The field appears instead as an essentially pragmatic enterprise, driven by the pervasive modern concern with effectiveness. Equity has little content of its own, here, appearing to operate instead as a political consensus appeal that eschews explicit reference to particular religious, philosophical, or moral doctrines and ideas. However, whether a politics of equity is adequate as an enduring foundation for global health, or whether there is a more fundamental ethic on which the field ought to be built, I think, remains an interesting philosophical and theological question for the field.
Theoretical questions might also have been raised about the biosocial approach to which the editors are clearly committed. To be sure, the paradigm usefully renders persons and projects manageable within the purview of the technical tools, funding structures, and knowledge paradigms current to the field.
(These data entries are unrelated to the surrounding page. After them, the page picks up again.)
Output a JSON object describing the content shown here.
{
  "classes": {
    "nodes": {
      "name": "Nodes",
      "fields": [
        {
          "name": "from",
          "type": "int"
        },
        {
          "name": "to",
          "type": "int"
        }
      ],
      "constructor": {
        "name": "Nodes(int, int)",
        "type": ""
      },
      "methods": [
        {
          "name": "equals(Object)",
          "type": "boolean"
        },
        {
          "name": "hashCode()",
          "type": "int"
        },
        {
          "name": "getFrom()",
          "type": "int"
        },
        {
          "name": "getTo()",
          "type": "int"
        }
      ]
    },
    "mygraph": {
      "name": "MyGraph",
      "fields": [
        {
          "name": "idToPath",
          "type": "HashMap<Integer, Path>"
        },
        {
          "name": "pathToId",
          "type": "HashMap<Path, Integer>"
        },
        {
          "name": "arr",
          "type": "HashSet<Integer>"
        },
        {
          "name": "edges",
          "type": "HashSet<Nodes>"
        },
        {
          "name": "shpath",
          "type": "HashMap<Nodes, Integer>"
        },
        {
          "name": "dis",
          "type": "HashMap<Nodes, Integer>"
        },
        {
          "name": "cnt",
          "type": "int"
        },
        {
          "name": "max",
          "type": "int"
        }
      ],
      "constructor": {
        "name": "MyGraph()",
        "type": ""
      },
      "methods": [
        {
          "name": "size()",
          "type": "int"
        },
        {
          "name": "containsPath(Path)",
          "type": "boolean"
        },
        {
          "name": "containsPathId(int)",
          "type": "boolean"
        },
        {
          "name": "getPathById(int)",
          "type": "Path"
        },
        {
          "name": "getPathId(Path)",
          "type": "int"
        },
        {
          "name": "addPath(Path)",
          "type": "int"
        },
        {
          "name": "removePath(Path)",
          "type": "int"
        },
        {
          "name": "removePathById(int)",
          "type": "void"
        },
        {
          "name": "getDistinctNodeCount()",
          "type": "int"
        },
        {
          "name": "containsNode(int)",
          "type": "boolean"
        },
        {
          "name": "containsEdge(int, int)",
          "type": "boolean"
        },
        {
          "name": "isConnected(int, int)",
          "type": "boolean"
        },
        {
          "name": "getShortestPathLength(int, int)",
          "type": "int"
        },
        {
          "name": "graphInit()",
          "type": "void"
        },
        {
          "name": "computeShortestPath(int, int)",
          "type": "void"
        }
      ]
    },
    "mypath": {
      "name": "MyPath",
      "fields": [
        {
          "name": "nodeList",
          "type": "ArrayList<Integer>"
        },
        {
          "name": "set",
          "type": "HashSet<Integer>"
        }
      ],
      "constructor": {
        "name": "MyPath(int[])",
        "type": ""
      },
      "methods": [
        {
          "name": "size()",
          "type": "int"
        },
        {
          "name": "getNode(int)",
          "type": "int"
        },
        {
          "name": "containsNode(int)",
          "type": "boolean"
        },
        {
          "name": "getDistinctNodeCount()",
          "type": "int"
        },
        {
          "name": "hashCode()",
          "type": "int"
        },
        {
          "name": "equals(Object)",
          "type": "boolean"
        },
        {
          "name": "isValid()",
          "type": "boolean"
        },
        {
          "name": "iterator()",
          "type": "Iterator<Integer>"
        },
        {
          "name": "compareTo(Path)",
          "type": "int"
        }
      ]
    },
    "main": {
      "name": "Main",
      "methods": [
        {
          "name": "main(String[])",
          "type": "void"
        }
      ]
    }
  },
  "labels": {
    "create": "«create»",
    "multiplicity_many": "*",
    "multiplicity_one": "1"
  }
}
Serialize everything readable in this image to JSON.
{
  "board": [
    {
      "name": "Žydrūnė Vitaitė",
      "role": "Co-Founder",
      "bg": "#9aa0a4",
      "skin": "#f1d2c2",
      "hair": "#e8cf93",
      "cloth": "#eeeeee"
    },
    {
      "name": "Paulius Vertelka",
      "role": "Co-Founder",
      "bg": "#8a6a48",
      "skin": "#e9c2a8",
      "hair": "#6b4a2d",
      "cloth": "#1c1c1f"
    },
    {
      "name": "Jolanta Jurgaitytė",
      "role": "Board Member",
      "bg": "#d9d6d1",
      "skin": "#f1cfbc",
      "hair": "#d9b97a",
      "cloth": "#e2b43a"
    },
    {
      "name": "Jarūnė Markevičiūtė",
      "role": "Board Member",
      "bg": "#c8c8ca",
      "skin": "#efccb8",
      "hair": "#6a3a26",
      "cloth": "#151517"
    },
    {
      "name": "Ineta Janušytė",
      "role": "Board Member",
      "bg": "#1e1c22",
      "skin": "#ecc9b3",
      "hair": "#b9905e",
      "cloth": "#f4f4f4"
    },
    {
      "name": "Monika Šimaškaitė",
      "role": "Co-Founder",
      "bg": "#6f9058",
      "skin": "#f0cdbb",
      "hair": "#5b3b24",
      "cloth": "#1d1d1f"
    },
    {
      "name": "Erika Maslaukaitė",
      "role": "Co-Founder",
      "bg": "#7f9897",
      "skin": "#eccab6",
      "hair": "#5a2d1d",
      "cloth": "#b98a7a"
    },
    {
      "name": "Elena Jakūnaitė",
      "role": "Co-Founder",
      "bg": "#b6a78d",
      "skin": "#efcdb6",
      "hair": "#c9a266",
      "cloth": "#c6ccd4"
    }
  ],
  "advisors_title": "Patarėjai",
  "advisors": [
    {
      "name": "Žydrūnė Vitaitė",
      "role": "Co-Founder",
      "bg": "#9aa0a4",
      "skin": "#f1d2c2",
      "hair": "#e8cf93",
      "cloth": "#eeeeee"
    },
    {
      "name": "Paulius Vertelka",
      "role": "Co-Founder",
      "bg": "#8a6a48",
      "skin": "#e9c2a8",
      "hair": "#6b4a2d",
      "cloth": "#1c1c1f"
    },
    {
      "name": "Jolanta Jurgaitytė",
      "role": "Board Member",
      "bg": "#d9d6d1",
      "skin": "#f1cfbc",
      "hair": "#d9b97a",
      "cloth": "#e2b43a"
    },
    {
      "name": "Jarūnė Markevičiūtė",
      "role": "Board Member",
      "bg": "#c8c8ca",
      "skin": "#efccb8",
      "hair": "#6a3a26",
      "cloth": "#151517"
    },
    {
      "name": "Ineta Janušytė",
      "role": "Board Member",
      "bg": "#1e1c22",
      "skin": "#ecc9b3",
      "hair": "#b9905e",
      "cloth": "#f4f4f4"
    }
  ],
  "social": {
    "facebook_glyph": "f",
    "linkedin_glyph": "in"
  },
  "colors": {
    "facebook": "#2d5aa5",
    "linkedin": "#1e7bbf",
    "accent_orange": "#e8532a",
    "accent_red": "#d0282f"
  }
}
But by the same token, the term betrays a reductive conception of human being that cannot but fail to hide other important dimensions of human need. Relevant psychological and spiritual dimensions of our experiences of disease and health are thus inevitably ignored. To do so, it seems to me, is to deny a certain truth about our experiences of health and illness. The nature of human persons in response to which and for which the field of global health exists is an important theoretical question that requires further scrutiny.
The book remains, in my opinion, an excellent, well-structured introduction to thoughtful global health practices for undergraduate and graduate students.